Ms Maguire (69) was yesterday launching the biennial conference of the Nobel Women’s Initiative, which is taking place in the United Kingdom for the first time. The conference will have more than 100 delegates, including five other female Nobel peace prizewinners, at the Culloden Hotel from today until Thursday.

The anti-war campaigner said Ireland must uphold its neutrality and stop “allowing millions of American soldiers to pass through Shannon Airport as it did during the Iraq War. The Iraq War was an illegal and an unjust war,” she said.
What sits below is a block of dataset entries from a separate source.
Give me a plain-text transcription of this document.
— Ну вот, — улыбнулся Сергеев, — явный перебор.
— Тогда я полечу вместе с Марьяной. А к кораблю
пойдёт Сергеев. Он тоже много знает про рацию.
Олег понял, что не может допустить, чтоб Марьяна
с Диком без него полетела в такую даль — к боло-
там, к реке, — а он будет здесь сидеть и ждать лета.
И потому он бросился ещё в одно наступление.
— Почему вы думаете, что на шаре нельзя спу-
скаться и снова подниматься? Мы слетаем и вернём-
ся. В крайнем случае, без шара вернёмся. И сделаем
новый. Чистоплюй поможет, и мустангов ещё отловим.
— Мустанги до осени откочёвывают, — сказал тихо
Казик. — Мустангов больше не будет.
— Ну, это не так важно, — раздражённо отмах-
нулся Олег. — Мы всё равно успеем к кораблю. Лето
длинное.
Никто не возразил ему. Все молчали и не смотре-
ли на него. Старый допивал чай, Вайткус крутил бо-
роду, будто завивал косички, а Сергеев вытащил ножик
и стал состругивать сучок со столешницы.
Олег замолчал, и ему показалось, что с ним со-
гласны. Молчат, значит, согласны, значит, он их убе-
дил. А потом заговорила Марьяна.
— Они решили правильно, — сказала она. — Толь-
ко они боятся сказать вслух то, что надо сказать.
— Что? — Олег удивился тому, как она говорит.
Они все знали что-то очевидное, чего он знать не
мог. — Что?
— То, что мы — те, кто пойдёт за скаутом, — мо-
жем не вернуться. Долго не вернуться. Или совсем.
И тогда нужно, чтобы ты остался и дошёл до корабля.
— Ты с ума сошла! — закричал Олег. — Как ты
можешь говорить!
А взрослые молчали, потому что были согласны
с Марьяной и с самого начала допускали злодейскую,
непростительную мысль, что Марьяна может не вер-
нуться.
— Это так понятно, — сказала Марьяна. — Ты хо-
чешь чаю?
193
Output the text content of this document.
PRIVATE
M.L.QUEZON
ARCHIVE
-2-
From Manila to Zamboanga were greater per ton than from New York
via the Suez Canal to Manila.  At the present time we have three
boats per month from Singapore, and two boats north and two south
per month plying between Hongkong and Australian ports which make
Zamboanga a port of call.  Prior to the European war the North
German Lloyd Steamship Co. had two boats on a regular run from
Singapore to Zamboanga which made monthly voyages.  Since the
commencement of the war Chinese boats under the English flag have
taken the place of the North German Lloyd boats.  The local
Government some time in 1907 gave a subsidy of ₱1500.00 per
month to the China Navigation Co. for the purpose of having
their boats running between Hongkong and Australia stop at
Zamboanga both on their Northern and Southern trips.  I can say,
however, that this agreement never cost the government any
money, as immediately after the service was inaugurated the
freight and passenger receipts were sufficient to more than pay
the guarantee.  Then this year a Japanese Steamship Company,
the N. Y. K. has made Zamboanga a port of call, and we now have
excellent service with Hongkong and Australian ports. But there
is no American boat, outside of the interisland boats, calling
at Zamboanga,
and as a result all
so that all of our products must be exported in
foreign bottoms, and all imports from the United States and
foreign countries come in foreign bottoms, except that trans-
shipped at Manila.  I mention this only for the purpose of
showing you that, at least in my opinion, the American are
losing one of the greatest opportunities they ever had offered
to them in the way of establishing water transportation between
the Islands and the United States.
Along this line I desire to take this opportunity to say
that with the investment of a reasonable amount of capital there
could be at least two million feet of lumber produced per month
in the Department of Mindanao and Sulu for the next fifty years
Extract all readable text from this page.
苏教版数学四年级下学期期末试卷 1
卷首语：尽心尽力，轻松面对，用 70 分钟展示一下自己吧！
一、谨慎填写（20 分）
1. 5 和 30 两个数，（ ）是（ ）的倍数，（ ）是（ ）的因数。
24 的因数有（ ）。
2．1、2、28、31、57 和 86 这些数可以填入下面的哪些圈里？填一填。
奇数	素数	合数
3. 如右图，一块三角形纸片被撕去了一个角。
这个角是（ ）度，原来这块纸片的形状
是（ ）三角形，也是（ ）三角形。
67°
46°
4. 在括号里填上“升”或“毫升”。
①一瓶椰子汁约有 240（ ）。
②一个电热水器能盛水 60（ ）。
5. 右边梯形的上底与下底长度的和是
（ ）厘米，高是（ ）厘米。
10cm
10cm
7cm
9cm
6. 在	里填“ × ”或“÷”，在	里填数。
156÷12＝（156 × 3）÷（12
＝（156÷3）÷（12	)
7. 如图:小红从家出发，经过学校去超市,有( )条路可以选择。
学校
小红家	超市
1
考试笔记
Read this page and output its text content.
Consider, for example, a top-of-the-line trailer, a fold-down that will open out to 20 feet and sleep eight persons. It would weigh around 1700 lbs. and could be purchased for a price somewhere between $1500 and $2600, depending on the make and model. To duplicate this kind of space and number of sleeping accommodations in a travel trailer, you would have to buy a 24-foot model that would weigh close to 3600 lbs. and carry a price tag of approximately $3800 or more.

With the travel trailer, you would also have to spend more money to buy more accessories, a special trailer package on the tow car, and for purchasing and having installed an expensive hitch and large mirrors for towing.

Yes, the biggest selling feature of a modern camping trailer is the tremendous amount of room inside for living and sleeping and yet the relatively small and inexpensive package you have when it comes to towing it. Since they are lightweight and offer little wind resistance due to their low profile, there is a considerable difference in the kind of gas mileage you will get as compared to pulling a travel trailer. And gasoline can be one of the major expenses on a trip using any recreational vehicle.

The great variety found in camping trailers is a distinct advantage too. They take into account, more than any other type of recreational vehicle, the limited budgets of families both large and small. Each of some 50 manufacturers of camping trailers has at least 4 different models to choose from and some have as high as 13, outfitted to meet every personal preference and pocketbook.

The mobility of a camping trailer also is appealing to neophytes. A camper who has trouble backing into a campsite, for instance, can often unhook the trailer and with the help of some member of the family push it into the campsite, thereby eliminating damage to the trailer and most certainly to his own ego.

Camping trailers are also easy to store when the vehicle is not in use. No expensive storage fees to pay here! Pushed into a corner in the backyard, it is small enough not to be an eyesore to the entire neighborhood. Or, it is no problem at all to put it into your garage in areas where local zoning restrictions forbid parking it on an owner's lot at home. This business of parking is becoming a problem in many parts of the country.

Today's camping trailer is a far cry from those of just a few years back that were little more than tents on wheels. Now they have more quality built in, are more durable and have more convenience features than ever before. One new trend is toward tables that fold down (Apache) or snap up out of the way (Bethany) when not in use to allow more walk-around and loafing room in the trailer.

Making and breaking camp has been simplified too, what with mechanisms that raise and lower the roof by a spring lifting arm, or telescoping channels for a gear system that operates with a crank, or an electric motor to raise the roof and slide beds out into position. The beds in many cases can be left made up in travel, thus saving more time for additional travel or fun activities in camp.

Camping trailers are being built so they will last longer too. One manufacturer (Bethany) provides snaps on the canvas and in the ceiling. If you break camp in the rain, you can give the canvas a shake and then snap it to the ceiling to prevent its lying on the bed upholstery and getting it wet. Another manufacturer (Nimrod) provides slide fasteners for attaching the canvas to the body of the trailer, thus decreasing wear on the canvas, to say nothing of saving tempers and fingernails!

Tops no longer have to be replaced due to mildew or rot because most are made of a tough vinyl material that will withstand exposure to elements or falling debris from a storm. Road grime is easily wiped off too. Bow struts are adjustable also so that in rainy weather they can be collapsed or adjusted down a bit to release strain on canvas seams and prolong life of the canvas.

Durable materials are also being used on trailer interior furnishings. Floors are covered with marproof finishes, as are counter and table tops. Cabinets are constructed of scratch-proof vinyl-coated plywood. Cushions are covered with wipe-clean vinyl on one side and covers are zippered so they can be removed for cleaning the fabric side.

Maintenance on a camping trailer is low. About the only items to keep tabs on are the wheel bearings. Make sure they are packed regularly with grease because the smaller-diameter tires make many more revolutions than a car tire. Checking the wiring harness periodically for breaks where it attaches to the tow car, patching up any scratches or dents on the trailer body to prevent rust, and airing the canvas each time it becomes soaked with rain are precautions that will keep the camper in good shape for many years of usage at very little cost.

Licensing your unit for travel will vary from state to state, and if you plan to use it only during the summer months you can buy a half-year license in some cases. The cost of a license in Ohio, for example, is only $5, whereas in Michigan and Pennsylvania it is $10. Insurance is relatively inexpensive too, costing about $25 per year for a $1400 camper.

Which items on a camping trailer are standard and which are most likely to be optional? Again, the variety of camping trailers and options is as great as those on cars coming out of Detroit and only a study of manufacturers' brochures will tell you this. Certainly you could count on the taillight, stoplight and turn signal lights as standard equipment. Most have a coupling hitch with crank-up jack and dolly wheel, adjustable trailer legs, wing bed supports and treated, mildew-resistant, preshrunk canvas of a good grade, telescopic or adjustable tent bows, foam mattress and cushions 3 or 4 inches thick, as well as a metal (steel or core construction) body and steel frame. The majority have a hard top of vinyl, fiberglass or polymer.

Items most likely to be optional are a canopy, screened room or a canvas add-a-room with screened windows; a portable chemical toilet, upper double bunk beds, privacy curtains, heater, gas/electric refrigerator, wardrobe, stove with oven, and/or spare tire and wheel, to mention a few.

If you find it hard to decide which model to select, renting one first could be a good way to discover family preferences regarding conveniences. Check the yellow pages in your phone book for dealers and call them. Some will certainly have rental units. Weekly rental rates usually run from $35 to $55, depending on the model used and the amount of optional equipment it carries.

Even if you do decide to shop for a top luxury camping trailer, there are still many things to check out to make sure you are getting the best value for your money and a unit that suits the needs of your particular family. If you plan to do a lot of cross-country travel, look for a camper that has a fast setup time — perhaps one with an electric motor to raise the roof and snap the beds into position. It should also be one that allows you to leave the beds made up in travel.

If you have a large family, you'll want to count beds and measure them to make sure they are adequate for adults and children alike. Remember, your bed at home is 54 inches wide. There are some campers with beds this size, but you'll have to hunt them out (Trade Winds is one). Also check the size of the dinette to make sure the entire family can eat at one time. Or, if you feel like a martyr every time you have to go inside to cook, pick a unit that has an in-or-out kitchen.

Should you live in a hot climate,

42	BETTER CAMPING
“The Irish Government has a very good reputation abroad ... but it has to be above scrutiny, as does every government when it comes to ensuring the protection of human rights.”

She hoped the Belfast conference, Moving Beyond Militarism And War, would “promote women-led solutions. We need to stop the whole belief that militarism and paramilitarism solve anything.

“Belfast is a perfect example,” she continued. “In the 1970s, women formed 90 per cent of the Peace People movement and we eventually did see the end of conflict, although there is still a lot of work to be done in terms of implementing the Good Friday Agreement.”

Along with Betty Corrigan, Ms Maguire was a joint winner of the Nobel peace prize in 1976.

Among the other Nobel laureates attending this week’s conference are American anti-landmine campaigner Jody Williams, Liberian activist Leymah Gbowee; and the first indigenous person to receive the prize, Rigoberta Menchu Tum from Guatemala.